Mary swallowed hard. Enough dark thoughts; today was a celebration.

Around her, plates were empty. Kat led a couple of middies as they filled wineglasses from a few bottles the padre had chased up. The Colonel also was leaning back in his chair, surveying what he'd done and what it had cost. Mary rose, raised her glass, and waited for quiet. It came quickly.

"To Colonel Ray Longknife, ambassador and whatever, who held us together and beat a whole damn planet."

To the Colonel," they answered, and sipped.

Mary did not sit down. "I got a request from three of my marines to stay on here." A week or two ago, she might have included her own name on that list. Not now, not after ordering Du to fire on these people, not after they'd stomped Cassie into the mud. Mary suppressed those thoughts and produced a smile.

"Seems they met the girl or boy of their life." From the table where the marines sat, there was kidding and elbowing. "The Colonel says I can process their discharge papers." That brought a cheer, if only from three voices.

"I've checked with Jeff, here." She nodded to where Jeff and Annie sat across from her. "He helped me incorporate you as the Santa Maria subsidiary of the 'Ours, by Damn, Mining Consortium.' Jeff will be our local CEO to keep you working"-groans at that-"and the padre has agreed to be chairman of our board to keep Jeff honest. Don't any of you forget. We'll be back." Mary raised her glass. "To us worker bees who make it all happen."

Another sip from glasses that could not be refilled.

Jeff was the next to rise, Annie beside him. They raised their glasses high. "To all of you, and the ones like you, no longer with us. You fought for us when we didn't know we needed to fight. You fought for us when we sure weren't deserving of your sweat and blood. Thank you." Another small sip.

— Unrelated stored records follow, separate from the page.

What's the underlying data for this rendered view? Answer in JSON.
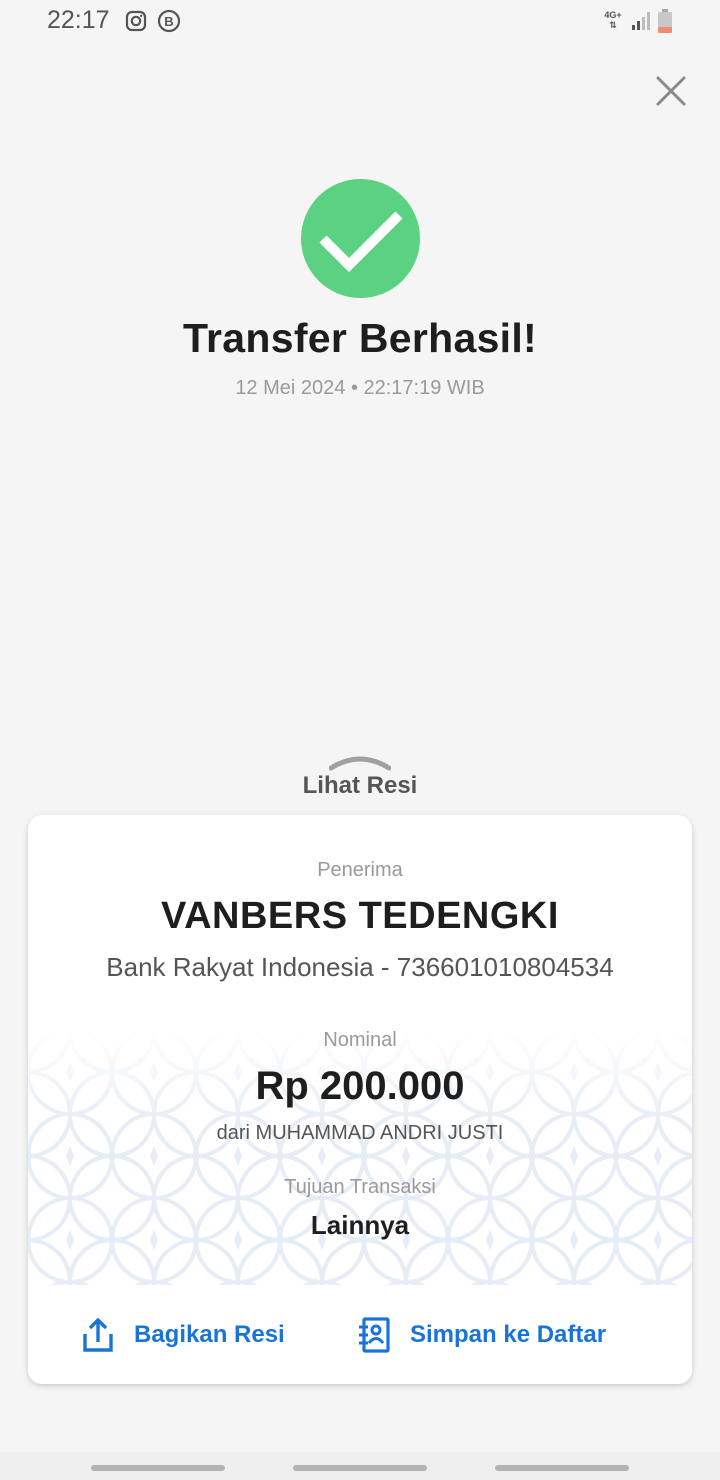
{
  "status_bar": {
    "time": "22:17",
    "network": "4G+",
    "icons": [
      "instagram-icon",
      "b-app-icon",
      "signal-icon",
      "battery-icon"
    ]
  },
  "header": {
    "close_icon": "close-icon",
    "success_icon": "check-circle-icon",
    "title": "Transfer Berhasil!",
    "datetime": "12 Mei 2024 • 22:17:19 WIB"
  },
  "receipt_toggle": {
    "label": "Lihat Resi",
    "icon": "chevron-up-icon"
  },
  "receipt": {
    "recipient_label": "Penerima",
    "recipient_name": "VANBERS TEDENGKI",
    "recipient_bank": "Bank Rakyat Indonesia - 736601010804534",
    "amount_label": "Nominal",
    "amount": "Rp 200.000",
    "sender": "dari MUHAMMAD ANDRI JUSTI",
    "purpose_label": "Tujuan Transaksi",
    "purpose": "Lainnya"
  },
  "actions": {
    "share_label": "Bagikan Resi",
    "share_icon": "share-icon",
    "save_label": "Simpan ke Daftar",
    "save_icon": "contact-add-icon"
  },
  "colors": {
    "background": "#f5f5f5",
    "success": "#5bd281",
    "accent": "#1a73d9",
    "text_primary": "#1e1e1e",
    "text_secondary": "#9a9a9a"
  }
}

"Hey, Jeff," Dumont called. "Where's your sister?"

Jeff laughed. "Last I saw, she was trudging along a railroad track, doing zombie duty for the computer. Maybe it taught her something, but I doubt it."

While they laughed at that, Ray got to his feet. The room went silent. "To we who serve, who stood, who waited, who fought, who won against something deadly and weird." Heads nodded.

"We had some good friends helping us.'" Ray raised his glass to the kids. Rose, David, and Jon waved their glasses, full of apple juice. "We had good advice and help from others." He raised his glass again to the padre, Jeff, Annie.

"But first and foremost, my toast is to you, you blood} bunch who never quit. You line beasts and spacers, chiefs, officers, and midshipmen," as each was named, Ray raised his glass to them. As he named them, they stood.